In 2015, for example, DeepMind's AlphaGo became the first computer program to ever defeat a human opponent at Go (a game considered far more complex than chess). Less than two years later, AlphaGo went on to defeat the top-ranked Go player in the world.

Who runs Google's DeepMind?

Demis Hassabis wearing a suit, a red tie, and blue-framed glasses
Demis Hassabis is the CEO of Google DeepMind.Getty Images

DeepMind was created in 2010 by a trio of computer engineers from the Gatsby Computational Neuroscience Unit at University College London, and early research focused on getting AI systems to learn to play games without any instruction — the software would learn games like Breakout, Pong and Space Invaders through trial and error, eventually mastering the rules and becoming an expert at the games.

Google acquired DeepMind in 2014 for a price somewhere between $400 million and $650 million.
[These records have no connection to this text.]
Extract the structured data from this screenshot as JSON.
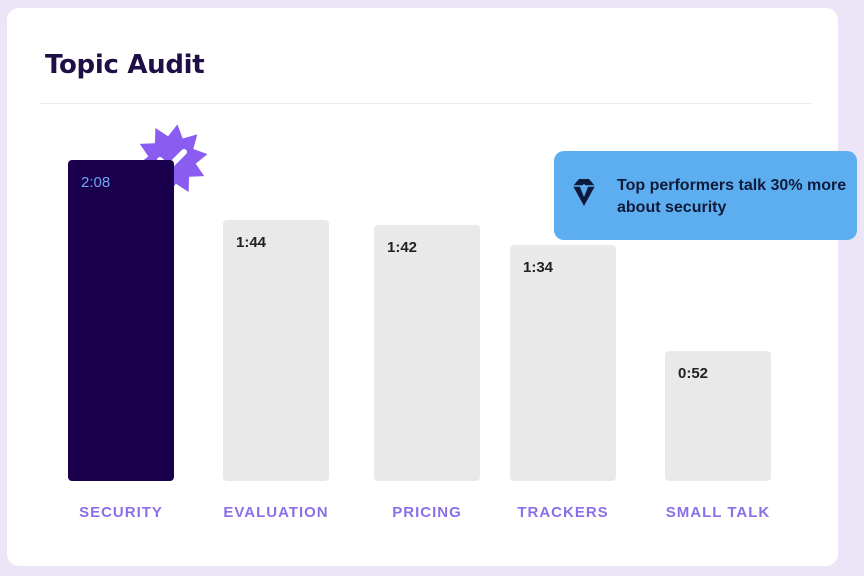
{
  "title": "Topic Audit",
  "callout": {
    "text": "Top performers talk 30% more about security",
    "icon": "diamond-gem-icon"
  },
  "badge": {
    "icon": "verified-checkmark-icon",
    "color": "#8a5cf0"
  },
  "colors": {
    "active_bar": "#1a004c",
    "inactive_bar": "#e9e9ea",
    "category_text": "#8a6fe8",
    "callout_bg": "#5daef0"
  },
  "chart_data": {
    "type": "bar",
    "title": "Topic Audit",
    "categories": [
      "SECURITY",
      "EVALUATION",
      "PRICING",
      "TRACKERS",
      "SMALL TALK"
    ],
    "values": [
      128,
      104,
      102,
      94,
      52
    ],
    "value_labels": [
      "2:08",
      "1:44",
      "1:42",
      "1:34",
      "0:52"
    ],
    "highlighted": "SECURITY",
    "xlabel": "",
    "ylabel": "",
    "grid": false
  }
}
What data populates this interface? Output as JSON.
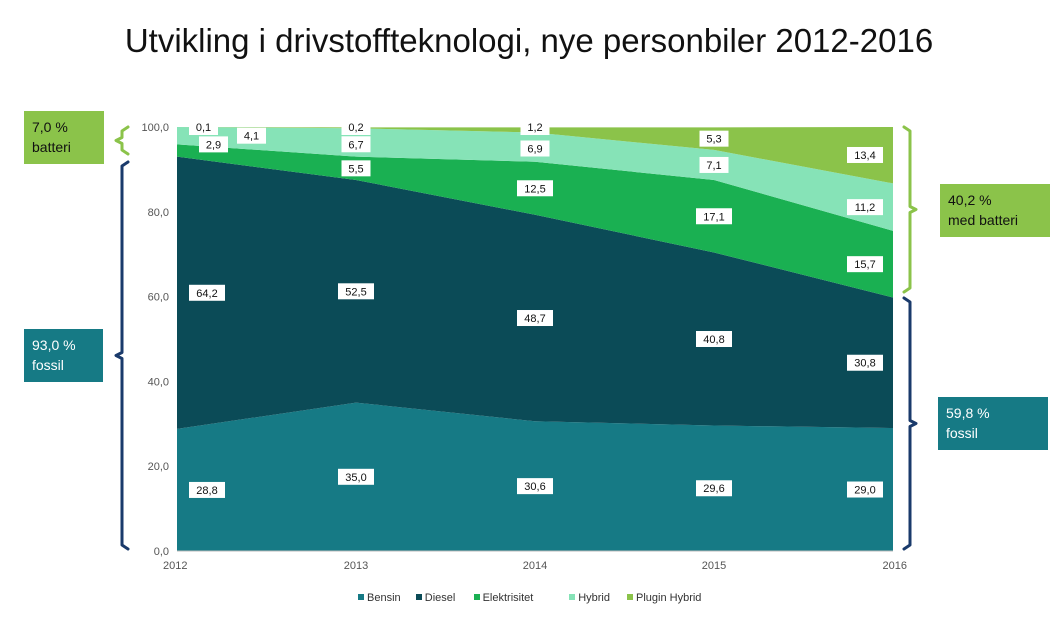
{
  "title": "Utvikling i drivstoffteknologi, nye personbiler 2012-2016",
  "callouts": {
    "left_battery": {
      "line1": "7,0 %",
      "line2": "batteri",
      "color": "#8bc34a"
    },
    "left_fossil": {
      "line1": "93,0 %",
      "line2": "fossil",
      "color": "#167a85"
    },
    "right_battery": {
      "line1": "40,2 %",
      "line2": "med batteri",
      "color": "#8bc34a"
    },
    "right_fossil": {
      "line1": "59,8 %",
      "line2": "fossil",
      "color": "#167a85"
    }
  },
  "chart_data": {
    "type": "area",
    "stacked": true,
    "title": "Utvikling i drivstoffteknologi, nye personbiler 2012-2016",
    "x": [
      "2012",
      "2013",
      "2014",
      "2015",
      "2016"
    ],
    "ylim": [
      0,
      100
    ],
    "yticks": [
      "0,0",
      "20,0",
      "40,0",
      "60,0",
      "80,0",
      "100,0"
    ],
    "legend_position": "bottom",
    "series": [
      {
        "name": "Bensin",
        "color": "#167a85",
        "values": [
          28.8,
          35.0,
          30.6,
          29.6,
          29.0
        ],
        "labels": [
          "28,8",
          "35,0",
          "30,6",
          "29,6",
          "29,0"
        ]
      },
      {
        "name": "Diesel",
        "color": "#0b4b57",
        "values": [
          64.2,
          52.5,
          48.7,
          40.8,
          30.8
        ],
        "labels": [
          "64,2",
          "52,5",
          "48,7",
          "40,8",
          "30,8"
        ]
      },
      {
        "name": "Elektrisitet",
        "color": "#1ab052",
        "values": [
          2.9,
          5.5,
          12.5,
          17.1,
          15.7
        ],
        "labels": [
          "2,9",
          "5,5",
          "12,5",
          "17,1",
          "15,7"
        ]
      },
      {
        "name": "Hybrid",
        "color": "#86e3b7",
        "values": [
          4.1,
          6.7,
          6.9,
          7.1,
          11.2
        ],
        "labels": [
          "4,1",
          "6,7",
          "6,9",
          "7,1",
          "11,2"
        ]
      },
      {
        "name": "Plugin Hybrid",
        "color": "#8bc34a",
        "values": [
          0.1,
          0.2,
          1.2,
          5.3,
          13.4
        ],
        "labels": [
          "0,1",
          "0,2",
          "1,2",
          "5,3",
          "13,4"
        ]
      }
    ]
  }
}
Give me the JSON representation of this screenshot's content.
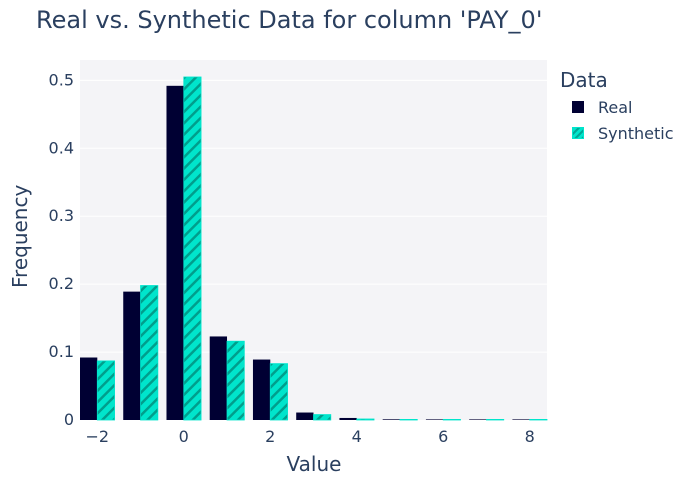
{
  "chart_data": {
    "type": "bar",
    "title": "Real vs. Synthetic Data for column 'PAY_0'",
    "xlabel": "Value",
    "ylabel": "Frequency",
    "x": [
      -2,
      -1,
      0,
      1,
      2,
      3,
      4,
      5,
      6,
      7,
      8
    ],
    "series": [
      {
        "name": "Real",
        "color": "#000033",
        "values": [
          0.092,
          0.189,
          0.492,
          0.123,
          0.089,
          0.011,
          0.003,
          0.001,
          0.0004,
          0.0003,
          0.0006
        ]
      },
      {
        "name": "Synthetic",
        "color": "#00e5cc",
        "values": [
          0.087,
          0.198,
          0.505,
          0.116,
          0.083,
          0.008,
          0.0015,
          0.0008,
          0.0003,
          0.0002,
          0.0003
        ]
      }
    ],
    "xlim": [
      -2.4,
      8.4
    ],
    "ylim": [
      0,
      0.53
    ],
    "xticks": [
      -2,
      0,
      2,
      4,
      6,
      8
    ],
    "xtick_labels": [
      "−2",
      "0",
      "2",
      "4",
      "6",
      "8"
    ],
    "yticks": [
      0,
      0.1,
      0.2,
      0.3,
      0.4,
      0.5
    ],
    "ytick_labels": [
      "0",
      "0.1",
      "0.2",
      "0.3",
      "0.4",
      "0.5"
    ],
    "grid": true,
    "legend_title": "Data",
    "legend_position": "top-right outside"
  }
}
Today, the company remains a part of Google's Alphabet portfolio of businesses where Demis Hassabis, one of DeepMinds three original founders, continues to lead the development of AGI as CEO.

In April 2023, Google CEO Sundar Pichai announced that Google would merge DeepMind with the Brain team from Google Research to create a single AI unit — named Google DeepMind — to "help us build more capable systems more safely and responsibly."

Google DeepMind remains based in London primarily, but also has researchers in Montreal, Canada, and at the Googleplex corporate headquarters in Mountain View, California.

What's the difference between DeepMind and OpenAI?

Of course, DeepMind is hardly alone in its AI research and development; it has a number of competitors, including the headline-making OpenAI.

These two companies take a very different approach to AI development, though. DeepMind is a for-profit part of Google's Alphabet, Inc., for example, while OpenAI was originally established as a non-profit, before transitioning to a "capped-profit" model.

The two companies have developed AI models and applications in ways that have contributed to AI research in sometimes complementary ways. While DeepMind mastered Go with AlphaGo, for example, OpenAI developed Generative Pre-trained Transformer language models (for example, ChatGPT) that allow machines to better understand natural language, for more interactive and immersive experiences.

Do you need a PhD to work at DeepMind?

Given the deep complexity of what DeepMind is developing, one might assume that prospective employees might all require a PhD. In reality, though, that's not true. Google hires a large number of researchers and computer engineers with lesser degrees to help advance the state of the art in artificial intelligence.